1.1.1778855131 | 2026-05-15

This release hardens the release path around package installability, signed asset manifests, Policy V2 settings, service reload behavior, debug reports, and release metadata. It keeps release-facing surfaces honest: Capsem ships .pkg and .deb artifacts with signed manifest checks, while the desktop self-updater and configured external policy hook dispatch remain deferred until their full runtime paths are wired and verified.

macOS .pkg and Linux .deb package flows now include signed manifest.json snapshots and all required host helper binaries. Setup, capsem update --assets, service startup, status, and doctor diagnostics use verified manifest loading so unsigned or invalid manifests fail loudly instead of silently downgrading asset verification. Release install E2E also starts from clean-checkout VM assets and repacks the Linux .deb in place, so CI installs the same package payload it validates. Linux app release jobs also install minisign before signing package payload manifests, so the signed-manifest packaging path is proved before publication.

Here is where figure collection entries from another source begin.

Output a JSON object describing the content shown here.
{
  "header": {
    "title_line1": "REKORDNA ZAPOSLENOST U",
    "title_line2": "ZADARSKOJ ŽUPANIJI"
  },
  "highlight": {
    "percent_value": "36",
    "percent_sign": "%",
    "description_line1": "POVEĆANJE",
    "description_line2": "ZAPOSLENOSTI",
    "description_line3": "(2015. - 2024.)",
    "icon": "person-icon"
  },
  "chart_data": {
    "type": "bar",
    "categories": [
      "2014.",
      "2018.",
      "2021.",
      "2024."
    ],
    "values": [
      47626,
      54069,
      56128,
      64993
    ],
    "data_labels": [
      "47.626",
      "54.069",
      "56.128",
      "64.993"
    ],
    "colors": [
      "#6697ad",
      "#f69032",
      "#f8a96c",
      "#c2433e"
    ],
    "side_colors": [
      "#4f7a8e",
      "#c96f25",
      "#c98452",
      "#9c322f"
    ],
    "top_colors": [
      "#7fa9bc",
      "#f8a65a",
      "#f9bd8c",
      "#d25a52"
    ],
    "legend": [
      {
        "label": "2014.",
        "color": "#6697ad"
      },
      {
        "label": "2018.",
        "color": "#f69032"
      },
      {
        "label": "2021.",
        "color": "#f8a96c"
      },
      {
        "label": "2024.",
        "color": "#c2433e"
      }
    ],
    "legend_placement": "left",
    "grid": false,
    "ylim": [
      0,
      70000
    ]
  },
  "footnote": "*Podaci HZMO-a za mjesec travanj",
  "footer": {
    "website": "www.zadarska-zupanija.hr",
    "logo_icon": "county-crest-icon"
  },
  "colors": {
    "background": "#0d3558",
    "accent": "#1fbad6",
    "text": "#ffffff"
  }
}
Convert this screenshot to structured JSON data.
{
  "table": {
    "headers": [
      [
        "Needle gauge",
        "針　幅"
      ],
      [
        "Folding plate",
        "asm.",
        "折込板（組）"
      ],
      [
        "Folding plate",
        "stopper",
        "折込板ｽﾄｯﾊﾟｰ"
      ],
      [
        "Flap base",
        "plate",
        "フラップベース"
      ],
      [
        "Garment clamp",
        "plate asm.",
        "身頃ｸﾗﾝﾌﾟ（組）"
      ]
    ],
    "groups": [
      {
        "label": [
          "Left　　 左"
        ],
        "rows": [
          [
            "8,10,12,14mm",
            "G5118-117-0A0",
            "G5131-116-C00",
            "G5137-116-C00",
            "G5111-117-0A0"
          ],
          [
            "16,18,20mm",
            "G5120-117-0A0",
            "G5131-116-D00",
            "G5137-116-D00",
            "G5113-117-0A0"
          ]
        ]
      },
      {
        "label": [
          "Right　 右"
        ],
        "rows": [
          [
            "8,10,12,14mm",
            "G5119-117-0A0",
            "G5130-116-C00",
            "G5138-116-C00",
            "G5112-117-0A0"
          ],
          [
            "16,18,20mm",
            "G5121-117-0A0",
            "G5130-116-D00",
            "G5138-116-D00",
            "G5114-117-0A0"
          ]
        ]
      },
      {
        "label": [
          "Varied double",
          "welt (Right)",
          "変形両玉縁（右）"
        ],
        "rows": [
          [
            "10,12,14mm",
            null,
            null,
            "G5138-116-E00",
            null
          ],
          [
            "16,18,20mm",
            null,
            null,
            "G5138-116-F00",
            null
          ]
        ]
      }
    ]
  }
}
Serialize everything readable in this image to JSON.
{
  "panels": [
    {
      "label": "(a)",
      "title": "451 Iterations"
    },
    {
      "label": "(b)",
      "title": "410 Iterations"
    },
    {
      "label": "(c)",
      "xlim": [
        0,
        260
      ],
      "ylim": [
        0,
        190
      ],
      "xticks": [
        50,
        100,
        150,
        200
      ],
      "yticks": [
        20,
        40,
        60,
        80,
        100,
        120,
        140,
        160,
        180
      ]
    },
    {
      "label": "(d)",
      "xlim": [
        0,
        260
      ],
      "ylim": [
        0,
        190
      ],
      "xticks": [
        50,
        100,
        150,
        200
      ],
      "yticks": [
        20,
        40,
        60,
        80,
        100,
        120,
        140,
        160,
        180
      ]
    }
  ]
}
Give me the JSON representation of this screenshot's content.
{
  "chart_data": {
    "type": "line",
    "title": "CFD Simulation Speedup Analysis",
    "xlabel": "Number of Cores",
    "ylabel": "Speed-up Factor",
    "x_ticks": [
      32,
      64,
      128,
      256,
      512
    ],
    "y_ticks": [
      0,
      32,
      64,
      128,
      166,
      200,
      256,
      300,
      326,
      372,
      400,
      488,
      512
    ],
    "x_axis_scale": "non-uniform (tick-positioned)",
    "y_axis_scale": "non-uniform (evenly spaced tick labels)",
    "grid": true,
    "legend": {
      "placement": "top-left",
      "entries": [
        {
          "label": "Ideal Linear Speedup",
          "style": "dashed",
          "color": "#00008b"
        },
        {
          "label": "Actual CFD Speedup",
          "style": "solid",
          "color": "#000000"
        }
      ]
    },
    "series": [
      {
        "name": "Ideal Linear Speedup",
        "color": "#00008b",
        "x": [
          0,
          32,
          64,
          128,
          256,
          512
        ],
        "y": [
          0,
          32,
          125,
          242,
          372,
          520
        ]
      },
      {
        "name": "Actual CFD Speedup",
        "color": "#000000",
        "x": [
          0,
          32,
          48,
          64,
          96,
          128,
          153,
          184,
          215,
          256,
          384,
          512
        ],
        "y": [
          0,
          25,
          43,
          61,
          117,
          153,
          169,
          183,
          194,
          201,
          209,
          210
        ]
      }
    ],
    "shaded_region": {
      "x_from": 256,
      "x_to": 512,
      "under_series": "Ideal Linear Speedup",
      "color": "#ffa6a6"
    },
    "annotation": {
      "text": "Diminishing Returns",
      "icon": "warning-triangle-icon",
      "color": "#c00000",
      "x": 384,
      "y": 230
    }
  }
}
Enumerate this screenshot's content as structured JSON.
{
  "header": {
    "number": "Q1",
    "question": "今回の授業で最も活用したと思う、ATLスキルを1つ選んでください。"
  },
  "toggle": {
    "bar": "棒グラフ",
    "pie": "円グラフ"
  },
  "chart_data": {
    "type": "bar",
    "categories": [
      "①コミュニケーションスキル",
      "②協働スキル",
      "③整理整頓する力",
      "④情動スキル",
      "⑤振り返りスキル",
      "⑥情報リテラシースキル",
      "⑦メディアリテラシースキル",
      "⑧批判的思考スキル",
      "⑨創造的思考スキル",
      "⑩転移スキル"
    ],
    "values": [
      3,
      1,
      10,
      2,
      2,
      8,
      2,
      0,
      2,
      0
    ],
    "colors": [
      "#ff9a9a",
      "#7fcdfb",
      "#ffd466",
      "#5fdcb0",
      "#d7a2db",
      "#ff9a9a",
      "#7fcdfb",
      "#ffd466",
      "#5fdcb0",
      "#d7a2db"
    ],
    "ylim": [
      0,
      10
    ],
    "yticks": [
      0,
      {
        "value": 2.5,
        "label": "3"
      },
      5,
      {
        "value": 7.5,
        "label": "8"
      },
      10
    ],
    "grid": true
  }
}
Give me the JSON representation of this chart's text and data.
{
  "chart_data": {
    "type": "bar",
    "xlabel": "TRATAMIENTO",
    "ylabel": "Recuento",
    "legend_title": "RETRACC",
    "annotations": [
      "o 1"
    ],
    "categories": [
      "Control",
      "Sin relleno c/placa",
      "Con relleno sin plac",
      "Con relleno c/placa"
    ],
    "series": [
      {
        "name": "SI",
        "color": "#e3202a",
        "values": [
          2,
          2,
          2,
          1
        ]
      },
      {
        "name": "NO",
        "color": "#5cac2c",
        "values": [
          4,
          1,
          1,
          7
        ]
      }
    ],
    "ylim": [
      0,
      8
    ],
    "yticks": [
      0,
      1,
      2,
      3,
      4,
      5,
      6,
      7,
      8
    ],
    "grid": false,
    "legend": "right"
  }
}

capsem debug now emits a structured capsem.debug.v1 report for local install diagnosis, and install status capture keeps typed setup, service, asset, saved-VM, and helper-binary failures visible. These reports are designed for release support: they preserve the useful state without dumping secret environment values.

Release preflight checks validate the manifest signing key, keep Linux package publication release-blocking, and include the signed manifest plus boot assets in provenance. VM asset manifests use consistent same-day patch selection and canonical rootfs validation before publication. just cut-release prepares a local release commit and tag only; publishing now requires deliberate manual pushes of main and the immutable tag before watching the tag workflow.

The Settings UI can stage, review, import, generate, rename, delete, save, and export named Policy V2 rules without hiding pending changes. Unsupported hook rules and non-shipping runtime surfaces are hidden or rejected for this release, including new policy.hook.* writes.

Settings reload failures now return structured saved-but-not-applied state, including affected session IDs. The UI keeps a retry banner until reload succeeds, settings change again, or all affected sessions stop.

Policy Hook Spec0 remains shipped as infrastructure: the OpenAPI contract, hardened client, fail-closed validation, and audit-row machinery are available for future integration work. Configured external hook dispatch is not exposed as a shipped settings/UI/runtime surface in this release.